The Magistrate Judge then explained that other federal courts, including the U.S. Court of Appeals for the 11th Circuit, have found that “a defendant's utilization of a peer-to-peer file-sharing program that allows other public users of such software to access the shared files on that defendant's computer negates any reasonable expectation of privacy in those shared files” and that this is “true even in situations where a defendant may not have knowingly enabled the sharing feature, or even where he affirmatively attempted to opt out.” U.S. v. Dennis, supra.
He therefore found that here, Dennis “utilized the file-sharing program BearShare, and despite his alleged efforts to prevent the public at large from accessing those files, they were still entirely exposed to the public for downloading and viewing without the need to employ any special means to access them other than using a compatible file-sharing program.” U.S. v. Dennis, supra. In reaching this result, the Magistrate Judge relied on U.S. Court of Appeals for the 9th Circuit’s decision in U.S. v. Borowy, 2010 WL 537501, which you can read about here. U.S. v. Dennis, supra. So he held that the agents’ accessing the files on Dennis’ computer was not a 4th Amendment search because he had no reasonable expectation of privacy in them. U.S. v. Dennis, supra.
The Magistrate Judge also rejected Dennis’ argument that the officers “trespassed” into his computer in violation of the 4th Amendment, citing the Supreme Court’s decision in U.S. v. Jones, 132 S.Ct. 945 (2012). U.S. v. Dennis, supra. He explained that in Jones,
the Court considered whether the warrantless installation of a GPS tracking device on the defendant's vehicle violated his 4th Amendment rights. . . . [T]he Court found. . . . that the defendant's vehicle was an `effect’ and that the warrantless physical trespass of that `effect’ to obtain information constituted an unreasonable search under the 4th Amendment. . . .

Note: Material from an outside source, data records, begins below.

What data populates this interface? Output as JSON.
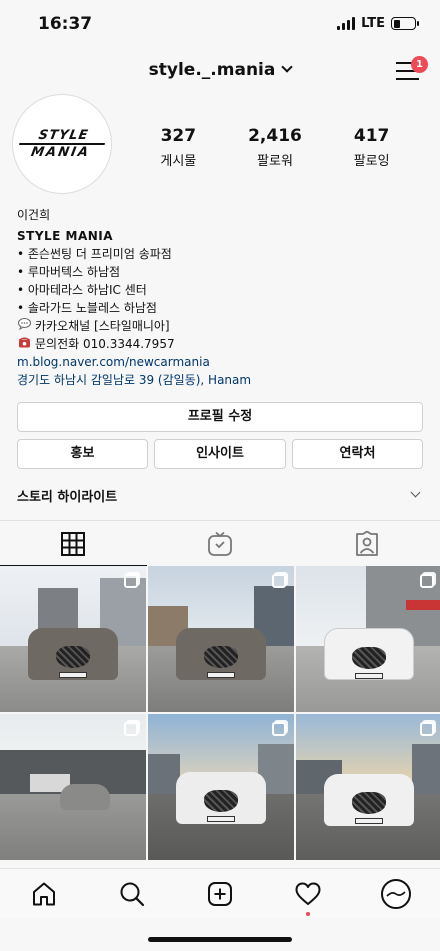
{
  "status_bar": {
    "time": "16:37",
    "network": "LTE",
    "battery_level": 0.3
  },
  "header": {
    "username": "style._.mania",
    "notification_count": "1"
  },
  "avatar": {
    "logo_line1": "STYLE",
    "logo_line2": "MANIA"
  },
  "stats": [
    {
      "value": "327",
      "label": "게시물"
    },
    {
      "value": "2,416",
      "label": "팔로워"
    },
    {
      "value": "417",
      "label": "팔로잉"
    }
  ],
  "bio": {
    "name": "이건희",
    "category": "STYLE MANIA",
    "lines": [
      "• 존슨썬팅 더 프리미엄 송파점",
      "• 루마버텍스 하남점",
      "• 아마테라스 하남IC 센터",
      "• 솔라가드 노블레스 하남점"
    ],
    "kakao": "카카오채널 [스타일매니아]",
    "phone": "문의전화 010.3344.7957",
    "link": "m.blog.naver.com/newcarmania",
    "address": "경기도 하남시 감일남로 39 (감일동), Hanam"
  },
  "buttons": {
    "edit_profile": "프로필 수정",
    "promote": "홍보",
    "insights": "인사이트",
    "contact": "연락처"
  },
  "highlights": {
    "label": "스토리 하이라이트"
  },
  "tabs": [
    {
      "icon": "grid-icon",
      "active": true
    },
    {
      "icon": "igtv-icon",
      "active": false
    },
    {
      "icon": "tagged-icon",
      "active": false
    }
  ],
  "posts": [
    {
      "icon": "multi-photo-icon",
      "car_color": "#6e6a63"
    },
    {
      "icon": "multi-photo-icon",
      "car_color": "#6e6a63"
    },
    {
      "icon": "multi-photo-icon",
      "car_color": "#f2f2f2"
    },
    {
      "icon": "multi-photo-icon",
      "car_color": "#8a8a88"
    },
    {
      "icon": "multi-photo-icon",
      "car_color": "#ededed"
    },
    {
      "icon": "multi-photo-icon",
      "car_color": "#f0f0f0"
    }
  ],
  "bottom_nav": [
    {
      "icon": "home-icon"
    },
    {
      "icon": "search-icon"
    },
    {
      "icon": "new-post-icon"
    },
    {
      "icon": "activity-heart-icon"
    },
    {
      "icon": "profile-avatar-icon"
    }
  ],
  "colors": {
    "badge": "#ed4956",
    "link": "#00376b"
  }
}
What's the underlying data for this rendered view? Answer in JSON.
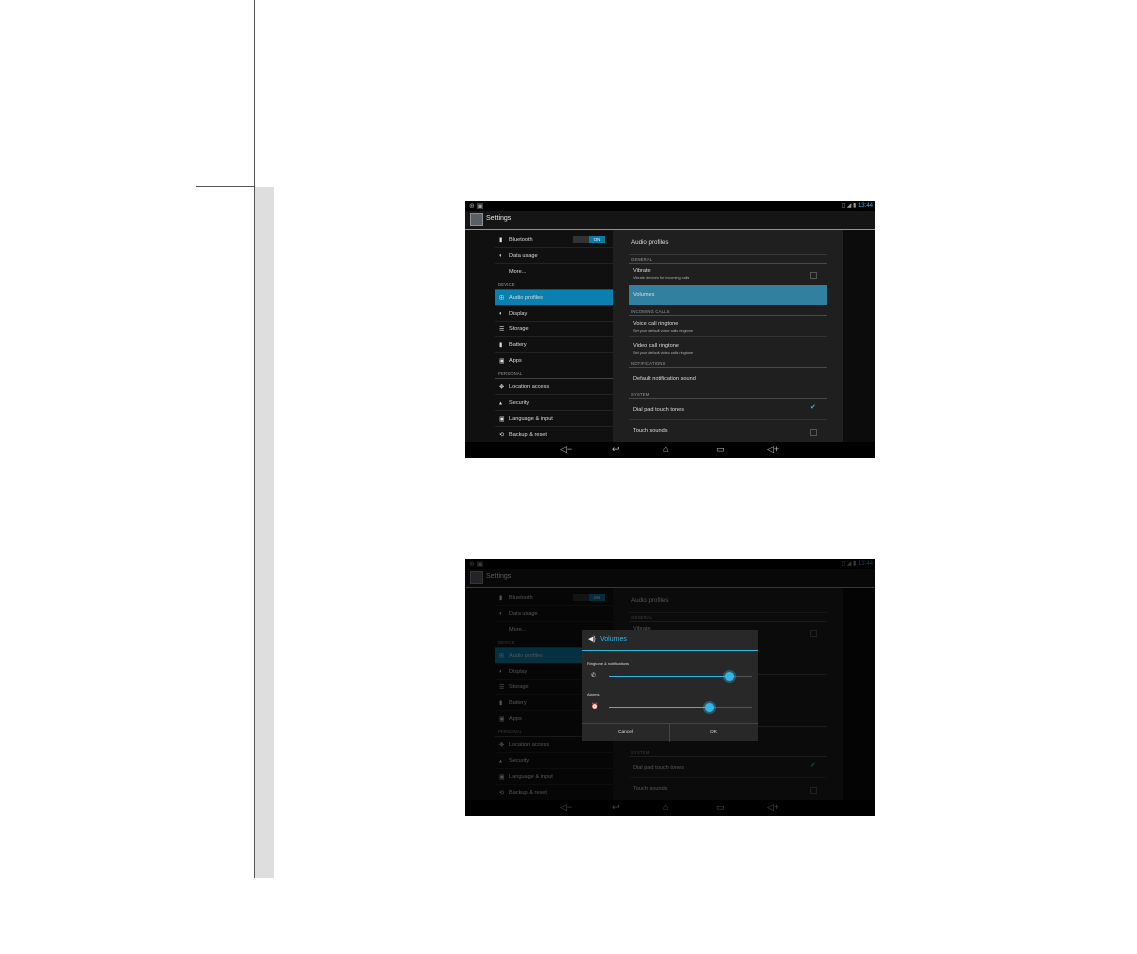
{
  "statusbar": {
    "left_icons": "⊕ ▣",
    "right_icons": "▯ ◢ ▮",
    "time": "13:44"
  },
  "app": {
    "title": "Settings"
  },
  "sidebar": {
    "bluetooth": {
      "label": "Bluetooth",
      "icon": "bluetooth-icon",
      "toggle": "ON"
    },
    "data_usage": "Data usage",
    "more": "More...",
    "device_header": "DEVICE",
    "audio_profiles": "Audio profiles",
    "display": "Display",
    "storage": "Storage",
    "battery": "Battery",
    "apps": "Apps",
    "personal_header": "PERSONAL",
    "location_access": "Location access",
    "security": "Security",
    "language_input": "Language & input",
    "backup_reset": "Backup & reset"
  },
  "audio": {
    "title": "Audio profiles",
    "general_header": "GENERAL",
    "vibrate": {
      "title": "Vibrate",
      "subtitle": "Vibrate devices for incoming calls",
      "checked": false
    },
    "volumes": "Volumes",
    "incoming_header": "INCOMING CALLS",
    "voice_ringtone": {
      "title": "Voice call ringtone",
      "subtitle": "Set your default voice calls ringtone"
    },
    "video_ringtone": {
      "title": "Video call ringtone",
      "subtitle": "Set your default video calls ringtone"
    },
    "notifications_header": "NOTIFICATIONS",
    "default_notification": "Default notification sound",
    "system_header": "SYSTEM",
    "dial_pad": {
      "title": "Dial pad touch tones",
      "checked": true
    },
    "touch_sounds": {
      "title": "Touch sounds",
      "checked": false
    }
  },
  "volumes_dialog": {
    "title": "Volumes",
    "ringtone_label": "Ringtone & notifications",
    "ringtone_level": 0.84,
    "alarms_label": "Alarms",
    "alarms_level": 0.7,
    "cancel": "Cancel",
    "ok": "OK"
  },
  "colors": {
    "accent": "#33b5e5",
    "selected": "#0b7fae"
  }
}
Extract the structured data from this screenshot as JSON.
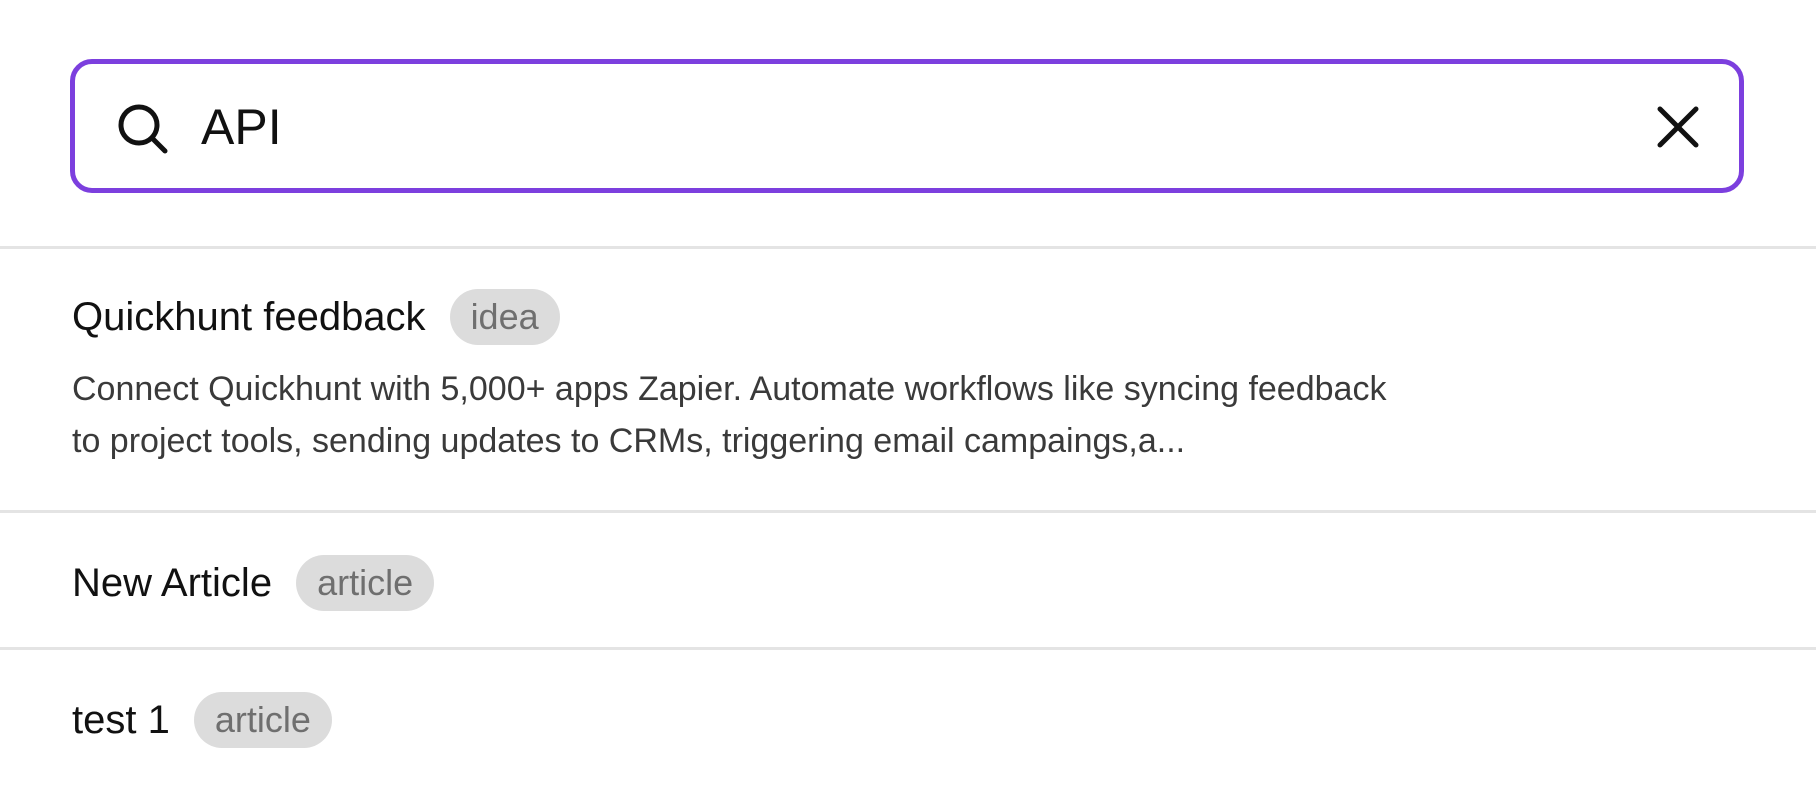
{
  "search": {
    "value": "API",
    "icon": "search-icon",
    "clear_icon": "close-icon",
    "accent_color": "#7c3fde"
  },
  "results": [
    {
      "title": "Quickhunt feedback",
      "badge": "idea",
      "description_line1": "Connect Quickhunt with 5,000+ apps Zapier. Automate workflows like syncing feedback",
      "description_line2": "to project tools, sending updates to CRMs, triggering email campaings,a..."
    },
    {
      "title": "New Article",
      "badge": "article"
    },
    {
      "title": "test 1",
      "badge": "article"
    }
  ]
}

Thus, the Supreme Court made clear that the 4th Amendment is implicated where the `[g]overnment physically occupie[s] private property for the purpose of obtaining information.’ . . . However, as noted by the government, . . . the Supreme Court also confirmed that `[s]ituations involving merely the transmission of electronic signals without trespass would remain subject to [the] Katz analysis[.]. . . .
U.S. v. Dennis, supra. The text of the 4th Amendment refers to “the right of the people to be secure in their persons, houses, papers, and effects” against unreasonable searches.
The Magistrate Judge explained that
`[s]everal courts have rejected the application of Jones to the investigation of file sharing programs,’ U.S. v. Brashear, 2013 WL 6065326 (U.S. District Court for the Middle District of Pennsylvania 2013), and the Court finds the reasoning of these cases persuasive. The government did not use a tracking device, . . . as . . . in Jones; instead, it merely obtained information publicly available on shared files via a software program that connected with [Dennis’] computer on which [he] had installed a file-sharing program. Thus, there was no 4th Amendment violation tied to common law notions of trespass in this case.
Indeed, `the contents of the shared folder on [Dennis’] computer were knowable to law enforcement without physical intrusion to [his] house because this information was also available to members of the public.” Norman, 448 F. App'x at 897; see also Russell v. U.S., 2013 WL 5651358 (U.S. District Court for the Eastern District of Missouri 2013) (defendant was `using a file-sharing program that broadcast the contents of his computer to the internet and invited users to search those contents. Thus no government trespass into [Dennis’] home or effects occurred’). . . . Because `”[t]his investigation involve[d] the transmission of electronic signals without trespass,”’ it did not ‘”implicate [his] 4th Amendment rights under Jones. under Jones,’” U.S. v. Brashear, supra . . . and [Dennis’] argument in this regard is without merit. . . .
U.S. v. Dennis, supra.
For these and other reasons, the Magistrate Judge recommended that Dennis’ motion to suppress be denied. U.S. v. Dennis, supra. The District Judge adopted the Magistrate Judge’s report and recommendation as its order and therefore held that Dennis’ motion to suppress should be, and was, denied. U.S. v. Dennis, supra.